Pound to Rally Most Against Yen If ‘Remain’ Wins U.K. Referendumby
Sterling to gain 10% versus yen, 3% against dollar: Macquarie
‘Remain’ win will give sterling ‘double boost’ versus yen: RBS
The yen is set to be the big loser if Britons vote to stay in the European Union, triggering pound buying.
In the event of a “Remain” vote, the prospect of higher U.S. interest rates as soon as July may limit sterling’s advance against the greenback, with the Bank England unlikely to be in a rush to follow the Federal Reserve, according to Macquarie Bank Ltd. and Royal Bank of Scotland Group Plc. On the other hand, more than half of analysts surveyed by Bloomberg expect the Bank of Japan to add currency-sapping stimulus next month.
The pound gained the most versus the yen among 16 major peers Monday after a poll before Thursday’s historic vote showed a tilt in favor of the U.K. remaining in the 28-nation bloc. Sterling has weakened almost 5 percent against Japan’s currency this month as worries a so-called Brexit would spark turmoil across global markets drove investors to the safest assets. The yen surged to 103.55 per dollar last week, the strongest level since August 2014.
“If the U.K. votes to stay, then dollar-yen should experience a moderate relief rally,” said Gareth Berry, a foreign-exchange and rates strategist in Singapore at Macquarie. “The combination of a higher pound against the dollar with a higher dollar-yen too means the pound-yen cross will travel further than either pair combined. That’s a mathematical certainty.”
Sterling jumped 1.7 percent to $1.4599 and 2.1 percent to 152.74 yen at 8:38 a.m. in London.

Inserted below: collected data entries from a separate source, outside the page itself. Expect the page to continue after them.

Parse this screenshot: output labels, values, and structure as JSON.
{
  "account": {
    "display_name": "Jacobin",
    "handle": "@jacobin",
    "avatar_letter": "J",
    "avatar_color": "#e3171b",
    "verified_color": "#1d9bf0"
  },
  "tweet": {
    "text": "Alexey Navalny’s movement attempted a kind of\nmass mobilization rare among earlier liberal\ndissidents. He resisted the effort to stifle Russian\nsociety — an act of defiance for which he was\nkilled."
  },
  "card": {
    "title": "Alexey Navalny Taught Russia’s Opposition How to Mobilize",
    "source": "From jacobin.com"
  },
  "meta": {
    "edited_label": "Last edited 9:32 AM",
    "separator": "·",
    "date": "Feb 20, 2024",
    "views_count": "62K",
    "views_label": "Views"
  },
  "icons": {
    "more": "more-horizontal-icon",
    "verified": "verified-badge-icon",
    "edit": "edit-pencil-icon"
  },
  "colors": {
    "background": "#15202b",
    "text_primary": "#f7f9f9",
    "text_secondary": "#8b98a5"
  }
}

A poll taken on Friday and Saturday -- immediately after pro-Europe British lawmaker Jo Cox’s killing on June 16 -- showed the campaign for the U.K. to remain in the EU was gaining momentum.
The pound is set to rally about 10 percent to 168 yen, and about 3 percent to $1.50 by the end of the third quarter on a “Remain” vote, said Nizam Idris, head of foreign-exchange and fixed-income strategy at Macquarie in Singapore.
“If the U.K. votes to remain, then the pound is likely to trade back towards $1.50 as U.K. financial markets rally and dollar-yen will go back into a higher 105-to-110 range ahead of next month’s Fed and BOJ meetings,” said Mansoor Mohi-uddin, a Singapore-based strategist at Royal Bank of Scotland. “This will give the pound a double boost higher against the yen even if the BOE were to keep a neutral stance on interest rates in the event of a “Remain” vote.”
Bookmakers’ odds of the U.K. voting to exit the EU fell are now about 31 percent, with the poll from Survation for the Mail on Sunday newspaper showing 45 percent of people back the “Remain” camp, while 42 percent support “Leave.”